Complex assignments typically consist of open-ended questions with large and diverse content in the context of both classroom and online graduate programs. With the sheer scale of these programs comes a variety of problems in peer and expert feedback, including rogue reviews. As such with the hope of identifying important contents needed for the review, in this work we present a very first work on key phrase classification with a detailed empirical study on traditional and most recent language modeling approaches. From this study, we find that the task of classification of key phrases is ambiguous at a human level producing Cohen's kappa of 0.77 on a new data set. Both pretrained language models and simple TFIDF SVM classifiers produce similar results with a former producing average of 0.6 F1 higher than the latter. We finally derive practical advice from our extensive empirical and model interpretability results for those interested in key phrase classification from educational reports in the future.
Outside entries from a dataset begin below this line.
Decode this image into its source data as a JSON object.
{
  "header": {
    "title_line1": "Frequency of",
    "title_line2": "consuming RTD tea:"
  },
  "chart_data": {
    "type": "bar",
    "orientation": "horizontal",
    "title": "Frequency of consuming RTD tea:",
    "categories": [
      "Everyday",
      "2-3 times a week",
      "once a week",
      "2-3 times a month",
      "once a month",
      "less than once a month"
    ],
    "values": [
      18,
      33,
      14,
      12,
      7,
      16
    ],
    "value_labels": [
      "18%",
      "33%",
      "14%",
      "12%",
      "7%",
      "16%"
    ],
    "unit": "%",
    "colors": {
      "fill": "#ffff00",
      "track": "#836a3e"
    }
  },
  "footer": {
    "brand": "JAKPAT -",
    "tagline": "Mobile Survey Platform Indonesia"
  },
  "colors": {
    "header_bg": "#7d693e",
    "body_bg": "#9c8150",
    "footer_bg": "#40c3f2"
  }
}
Online Courses Udemy - Complete Machine Learning with R Studio - ML for 2020, Linear & Logistic Regression, Decision Trees, XGBoost, SVM & other ML models in R programming language - R studio 4.1 (41 ratings), Created by Start-Tech Academy, English [Auto-generated] Preview this Udemy course -. GET COUPON CODE Description In this course we will learn and practice all the services of AWS Machine Learning which is being offered by AWS Cloud. There will be both theoretical and practical section of each AWS Machine Learning services.This course is for those who loves machine learning and would build application based on cognitive computing, AI and ML. You could integrate these services in your Web, Android, IoT, Desktop Applications like Face Detection, ChatBot, Voice Detection, Text to custom Speech (with pitch, emotions, etc), Speech to text, Sentimental Analysis on Social media or any textual data. Machine Learning Services like- Amazon Sagemaker to build, train, and deploy machine learning models at scale Amazon Comprehend for natural Language processing and text analytics Amazon Lex for conversational interfaces for your applications powered by the same deep learning technologies as Alexa Amazon Polly to turn text into lifelike speech using deep learning Object and scene detection,Image moderation,Facial analysis,Celebrity recognition,Face comparison,Text in image and many more Amazon Transcribe for automatic speech recognition Amazon Translate for natural and accurate language translation As Machine learning and cloud computing are trending topic and also have lot of job opportunities If you have interest in machine learning as well as cloud computing then this course for you.